Liturgy of the Word

Left to right: Rev. Penny Nixon, Rev. Jim Mitulski, playwright Tony Kushner, and Rev. Karen Foster. In 1998 MCCSF commissioned a stained glass skylight inspired by a monologue from the play Angels in America. Kushner spoke at the dedication ceremony on April 26, 1998. Photographer unknown. Courtesy of Jim Mitulski.

Every Sunday worship service had a time for reading out loud from sacred texts. These included readings from the Hebrew Bible, the Christian scriptures, and other ancient texts. At MCCSF, like in other more liberal congregations, they also read from contemporary texts that had spiritual resonance with their lives and the struggles of their community. It was common to hear readings from LGBTQ writers like Audre Lorde or Tony Kushner alongside those from canonical Christian texts.

After the readings, the preacher delivered a sermon – a kind of sacred lecture – that used those texts to impart spiritual knowledge, teach religious lessons, or make meaning of the moment the community was living through. Most sermons at MCCSF were preached by clergy who were on staff at the church. Coming from a range of Christian traditions, they had different perspectives on how to understand sacred texts and what kinds of religious messages the congregation needed to hear. But all shared a commitment to liberation theology and its approach to interpreting the Bible from the perspective of the marginalized.
Liturgy of the Word


Liberation theology emerged in Latin America in the late 1960s and early 70s as a way to prioritize the voices of the poor and thereby create social and economic change that would liberate them. Early liberation theologians argued that this “preferential option for the poor” was a reflection and extension of Jesus’s own priorities as evidenced in scripture. This approach to developing theological understanding from the perspective of those who have been the most socially excluded was adapted by other communities marginalized in the United States.
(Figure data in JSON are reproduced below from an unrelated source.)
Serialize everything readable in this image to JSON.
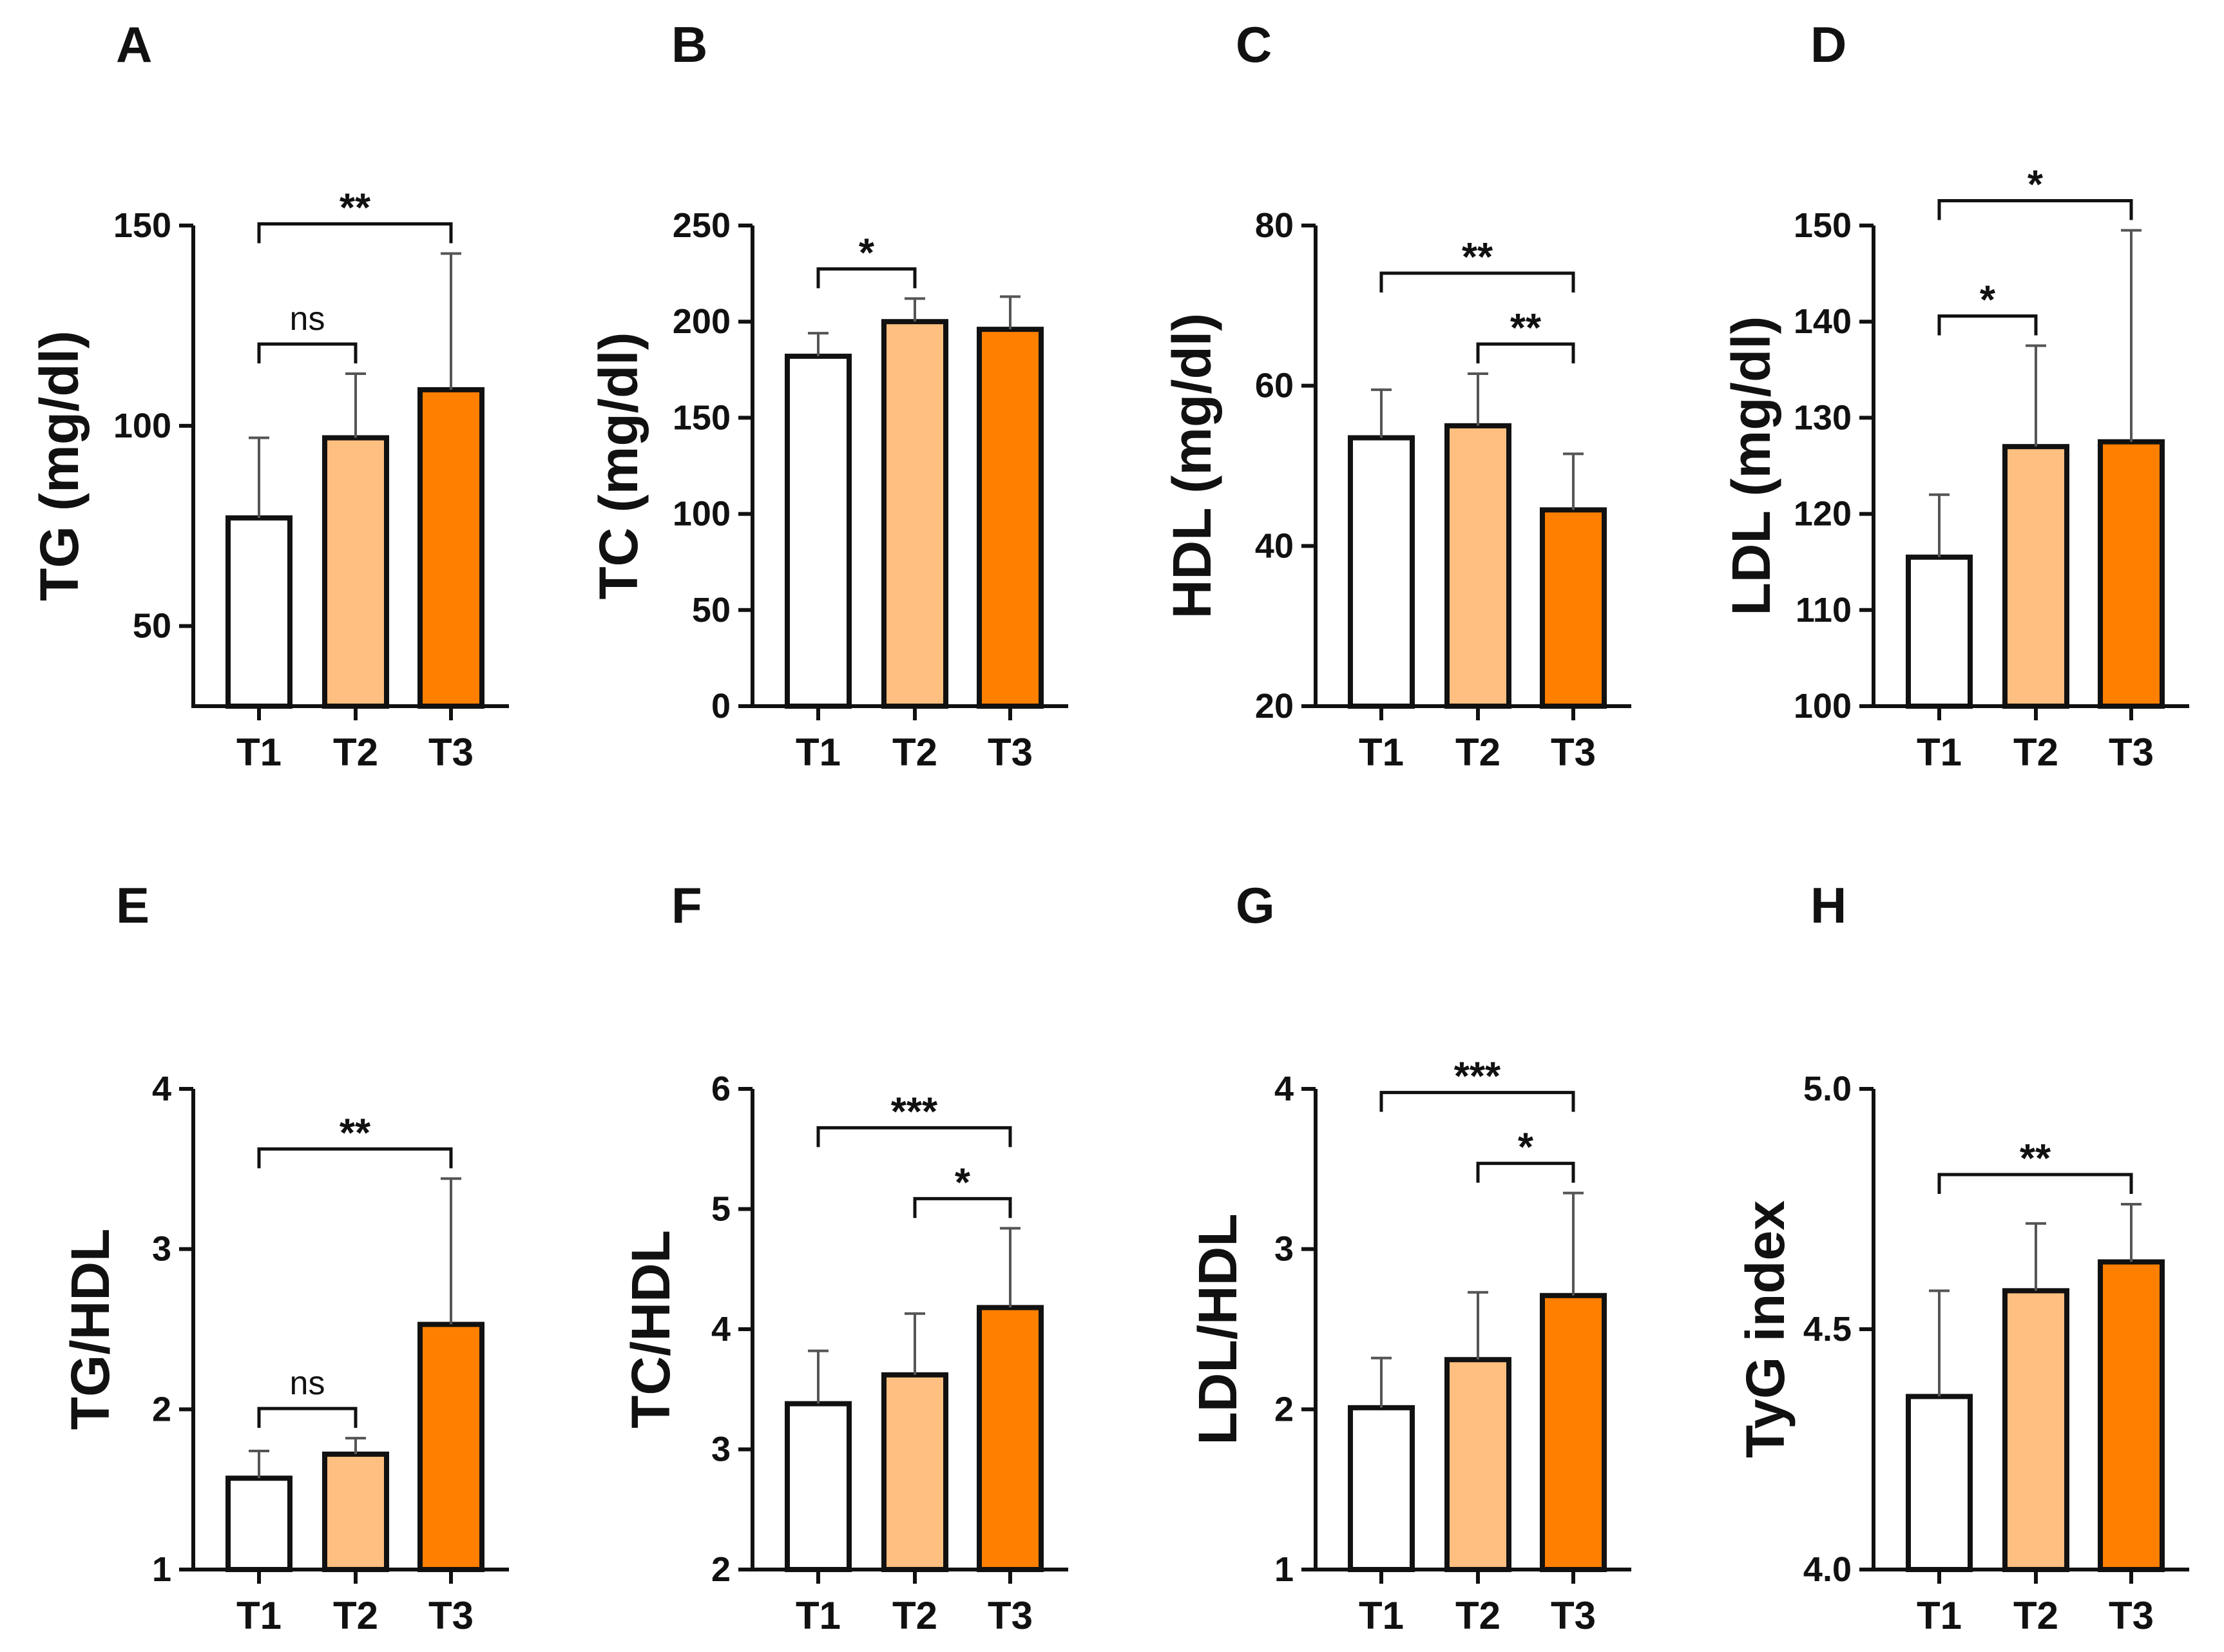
{
  "colors": {
    "T1": "#ffffff",
    "T2": "#ffbf80",
    "T3": "#ff7f00"
  },
  "chart_data": [
    {
      "type": "bar",
      "letter": "A",
      "ylabel": "TG (mg/dl)",
      "ylim": [
        30,
        150
      ],
      "yticks": [
        50,
        100,
        150
      ],
      "ytick_labels": [
        "50",
        "100",
        "150"
      ],
      "categories": [
        "T1",
        "T2",
        "T3"
      ],
      "values": [
        77,
        97,
        109
      ],
      "errors": [
        97,
        113,
        143
      ],
      "significance": [
        {
          "from": 0,
          "to": 1,
          "label": "ns"
        },
        {
          "from": 0,
          "to": 2,
          "label": "**"
        }
      ]
    },
    {
      "type": "bar",
      "letter": "B",
      "ylabel": "TC (mg/dl)",
      "ylim": [
        0,
        250
      ],
      "yticks": [
        0,
        50,
        100,
        150,
        200,
        250
      ],
      "ytick_labels": [
        "0",
        "50",
        "100",
        "150",
        "200",
        "250"
      ],
      "categories": [
        "T1",
        "T2",
        "T3"
      ],
      "values": [
        182,
        200,
        196
      ],
      "errors": [
        194,
        212,
        213
      ],
      "significance": [
        {
          "from": 0,
          "to": 1,
          "label": "*"
        }
      ]
    },
    {
      "type": "bar",
      "letter": "C",
      "ylabel": "HDL (mg/dl)",
      "ylim": [
        20,
        80
      ],
      "yticks": [
        20,
        40,
        60,
        80
      ],
      "ytick_labels": [
        "20",
        "40",
        "60",
        "80"
      ],
      "categories": [
        "T1",
        "T2",
        "T3"
      ],
      "values": [
        53.5,
        55,
        44.5
      ],
      "errors": [
        59.5,
        61.5,
        51.5
      ],
      "significance": [
        {
          "from": 1,
          "to": 2,
          "label": "**"
        },
        {
          "from": 0,
          "to": 2,
          "label": "**"
        }
      ]
    },
    {
      "type": "bar",
      "letter": "D",
      "ylabel": "LDL (mg/dl)",
      "ylim": [
        100,
        150
      ],
      "yticks": [
        100,
        110,
        120,
        130,
        140,
        150
      ],
      "ytick_labels": [
        "100",
        "110",
        "120",
        "130",
        "140",
        "150"
      ],
      "categories": [
        "T1",
        "T2",
        "T3"
      ],
      "values": [
        115.5,
        127,
        127.5
      ],
      "errors": [
        122,
        137.5,
        149.5
      ],
      "significance": [
        {
          "from": 0,
          "to": 1,
          "label": "*"
        },
        {
          "from": 0,
          "to": 2,
          "label": "*"
        }
      ]
    },
    {
      "type": "bar",
      "letter": "E",
      "ylabel": "TG/HDL",
      "ylim": [
        1,
        4
      ],
      "yticks": [
        1,
        2,
        3,
        4
      ],
      "ytick_labels": [
        "1",
        "2",
        "3",
        "4"
      ],
      "categories": [
        "T1",
        "T2",
        "T3"
      ],
      "values": [
        1.57,
        1.72,
        2.53
      ],
      "errors": [
        1.74,
        1.82,
        3.44
      ],
      "significance": [
        {
          "from": 0,
          "to": 1,
          "label": "ns"
        },
        {
          "from": 0,
          "to": 2,
          "label": "**"
        }
      ]
    },
    {
      "type": "bar",
      "letter": "F",
      "ylabel": "TC/HDL",
      "ylim": [
        2,
        6
      ],
      "yticks": [
        2,
        3,
        4,
        5,
        6
      ],
      "ytick_labels": [
        "2",
        "3",
        "4",
        "5",
        "6"
      ],
      "categories": [
        "T1",
        "T2",
        "T3"
      ],
      "values": [
        3.38,
        3.62,
        4.18
      ],
      "errors": [
        3.82,
        4.13,
        4.84
      ],
      "significance": [
        {
          "from": 1,
          "to": 2,
          "label": "*"
        },
        {
          "from": 0,
          "to": 2,
          "label": "***"
        }
      ]
    },
    {
      "type": "bar",
      "letter": "G",
      "ylabel": "LDL/HDL",
      "ylim": [
        1,
        4
      ],
      "yticks": [
        1,
        2,
        3,
        4
      ],
      "ytick_labels": [
        "1",
        "2",
        "3",
        "4"
      ],
      "categories": [
        "T1",
        "T2",
        "T3"
      ],
      "values": [
        2.01,
        2.31,
        2.71
      ],
      "errors": [
        2.32,
        2.73,
        3.35
      ],
      "significance": [
        {
          "from": 1,
          "to": 2,
          "label": "*"
        },
        {
          "from": 0,
          "to": 2,
          "label": "***"
        }
      ]
    },
    {
      "type": "bar",
      "letter": "H",
      "ylabel": "TyG index",
      "ylim": [
        4.0,
        5.0
      ],
      "yticks": [
        4.0,
        4.5,
        5.0
      ],
      "ytick_labels": [
        "4.0",
        "4.5",
        "5.0"
      ],
      "categories": [
        "T1",
        "T2",
        "T3"
      ],
      "values": [
        4.36,
        4.58,
        4.64
      ],
      "errors": [
        4.58,
        4.72,
        4.76
      ],
      "significance": [
        {
          "from": 0,
          "to": 2,
          "label": "**"
        }
      ]
    }
  ]
}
African Americans developed black and womanist liberation theologies and women developed feminist ones. Religious leaders in churches like MCCSF used their congregations as theological laboratories of sorts from which to develop gay liberation theologies and theologies of AIDS.

Rev. Penny Nixon, MCCSF co-pastor from 1995 – 2000 and senior pastor from 2000 – 2007, preached on the Gospel of Mark. MCCSF Archive, November 20, 1993.

Mark 5: 1 –20

They went across the lake to the region of the Gerasenes. When Jesus got out of the boat, a man with an impure spirit came from the tombs to meet him. This man lived in the tombs, and no one could bind him anymore, not even with a chain.
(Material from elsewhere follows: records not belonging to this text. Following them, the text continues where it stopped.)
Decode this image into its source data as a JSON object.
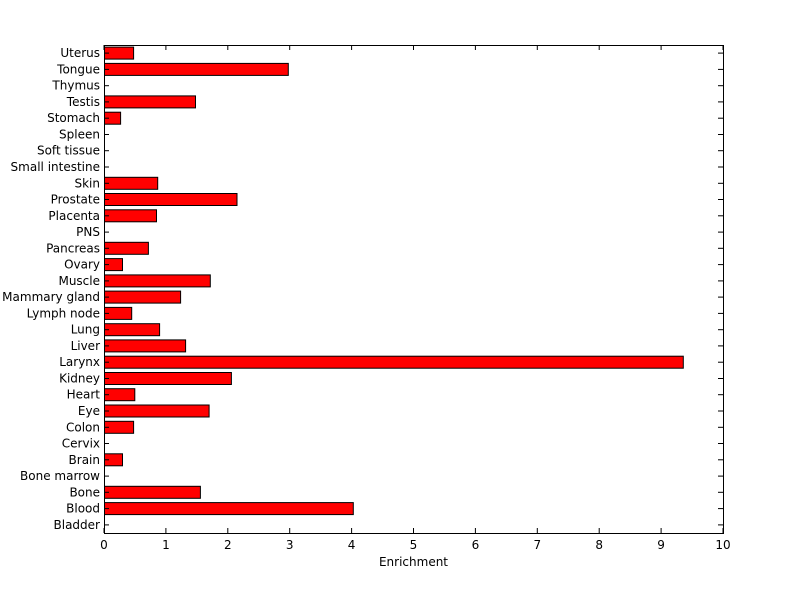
{
  "chart_data": {
    "type": "bar",
    "orientation": "horizontal",
    "title": "",
    "xlabel": "Enrichment",
    "ylabel": "",
    "xlim": [
      0,
      10
    ],
    "x_ticks": [
      0,
      1,
      2,
      3,
      4,
      5,
      6,
      7,
      8,
      9,
      10
    ],
    "grid": false,
    "bar_color": "#ff0000",
    "bar_edge_color": "#000000",
    "categories": [
      "Bladder",
      "Blood",
      "Bone",
      "Bone marrow",
      "Brain",
      "Cervix",
      "Colon",
      "Eye",
      "Heart",
      "Kidney",
      "Larynx",
      "Liver",
      "Lung",
      "Lymph node",
      "Mammary gland",
      "Muscle",
      "Ovary",
      "Pancreas",
      "PNS",
      "Placenta",
      "Prostate",
      "Skin",
      "Small intestine",
      "Soft tissue",
      "Spleen",
      "Stomach",
      "Testis",
      "Thymus",
      "Tongue",
      "Uterus"
    ],
    "values": [
      0,
      4.02,
      1.55,
      0,
      0.29,
      0,
      0.47,
      1.69,
      0.49,
      2.05,
      9.35,
      1.31,
      0.89,
      0.44,
      1.23,
      1.71,
      0.29,
      0.71,
      0,
      0.84,
      2.14,
      0.86,
      0,
      0,
      0,
      0.26,
      1.47,
      0,
      2.97,
      0.47
    ]
  }
}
The story in Mark 5: 1 – 20 is about Jesus healing a man who was found living among the tombs. He healed the man by exorcising the demons that were possessing him and sending them into a herd of pigs. In Reverend Penny Nixon’s telling, the story is about how Jesus and God are found among the socially scorned and emotionally suffering. The lesson is that God is with us in our most profound pain and that presence with pain is what ultimately heals. She links that to the pain gays and lesbians experience when pushed to social edges and affirms that even when the rest of the world can’t see, hear, and appreciate that pain, Jesus and God do. And that their healing presence is what will help gay and lesbian people re-engage the world and change it.

Mark 5
Jesus Restores a Demon-Possessed Man

1 They went across the lake to the region of the Gerasenes. When Jesus got out of the boat, a man with an impure spirit came from the tombs to meet him. This man lived in the tombs, and no one could bind him anymore, not even with a chain. For he had often been chained hand and foot, but he tore the chains apart and broke the irons on his feet. No one was strong enough to subdue him. Night and day among the tombs and in the hills he would cry out and cut himself with stones.
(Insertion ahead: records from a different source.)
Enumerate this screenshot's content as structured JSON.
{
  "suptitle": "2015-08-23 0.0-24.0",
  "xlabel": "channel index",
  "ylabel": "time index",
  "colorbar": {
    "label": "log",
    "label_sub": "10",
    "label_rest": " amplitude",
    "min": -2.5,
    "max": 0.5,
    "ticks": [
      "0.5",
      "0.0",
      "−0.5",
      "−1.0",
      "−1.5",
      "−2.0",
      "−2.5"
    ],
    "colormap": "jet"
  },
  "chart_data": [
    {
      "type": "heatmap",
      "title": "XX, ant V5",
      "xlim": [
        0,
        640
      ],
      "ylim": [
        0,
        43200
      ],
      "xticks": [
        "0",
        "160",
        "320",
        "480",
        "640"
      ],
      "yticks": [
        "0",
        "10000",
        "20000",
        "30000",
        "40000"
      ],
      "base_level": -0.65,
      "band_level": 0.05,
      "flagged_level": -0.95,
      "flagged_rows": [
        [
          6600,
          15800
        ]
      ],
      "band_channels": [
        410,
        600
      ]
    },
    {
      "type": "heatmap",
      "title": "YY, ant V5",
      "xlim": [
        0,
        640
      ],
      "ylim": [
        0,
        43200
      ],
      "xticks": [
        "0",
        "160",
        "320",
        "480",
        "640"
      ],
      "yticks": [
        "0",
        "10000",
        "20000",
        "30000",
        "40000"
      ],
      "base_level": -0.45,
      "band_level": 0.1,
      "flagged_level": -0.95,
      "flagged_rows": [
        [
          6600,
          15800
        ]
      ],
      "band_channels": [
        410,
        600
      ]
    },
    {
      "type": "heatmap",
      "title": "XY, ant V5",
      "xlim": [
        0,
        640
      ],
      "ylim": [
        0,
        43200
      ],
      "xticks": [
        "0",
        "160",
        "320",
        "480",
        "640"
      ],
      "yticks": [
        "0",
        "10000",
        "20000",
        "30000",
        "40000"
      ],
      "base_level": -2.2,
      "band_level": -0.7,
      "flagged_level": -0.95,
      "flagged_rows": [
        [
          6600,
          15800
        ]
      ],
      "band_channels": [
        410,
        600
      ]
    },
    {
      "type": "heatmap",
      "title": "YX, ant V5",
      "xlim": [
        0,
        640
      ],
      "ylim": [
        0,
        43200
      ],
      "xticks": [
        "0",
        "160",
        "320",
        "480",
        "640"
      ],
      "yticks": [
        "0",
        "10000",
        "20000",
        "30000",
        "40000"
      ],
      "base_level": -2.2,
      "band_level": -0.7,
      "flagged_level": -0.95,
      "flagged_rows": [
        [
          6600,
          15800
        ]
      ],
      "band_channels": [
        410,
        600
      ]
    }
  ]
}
When he saw Jesus from a distance, he ran and fell on his knees in front of him. He shouted at the top of his voice, “What do you want with me, Jesus, Son of the Most High God? In God’s name don’t torture me!” For Jesus had said to him, “Come out of this man, you impure spirit!”


Then Jesus asked him, “What is your name?”


“My name is Legion,” he replied, “for we are many.” 10 And he begged Jesus again and again not to send them out of the area.


11 A large herd of pigs was feeding on the nearby hillside. 12 The demons begged Jesus, “Send us among the pigs; allow us to go into them.” 13 He gave them permission, and the impure spirits came out and went into the pigs. The herd, about two thousand in number, rushed down the steep bank into the lake and were drowned.


14 Those tending the pigs ran off and reported this in the town and countryside, and the people went out to see what had happened. 15 When they came to Jesus, they saw the man who had been possessed by the legion of demons, sitting there, dressed and in his right mind; and they were afraid. 16 Those who had seen it told the people what had happened to the demon-possessed man—and told about the pigs as well. 17 Then the people began to plead with Jesus to leave their region.


18 As Jesus was getting into the boat, the man who had been demon-possessed begged to go with him. 19 Jesus did not let him, but said, “Go home to your own people and tell them how much the Lord has done for you, and how he has had mercy on you.” 20 So the man went away and began to tell in the Decapolis how much Jesus had done for him. And all the people were amazed.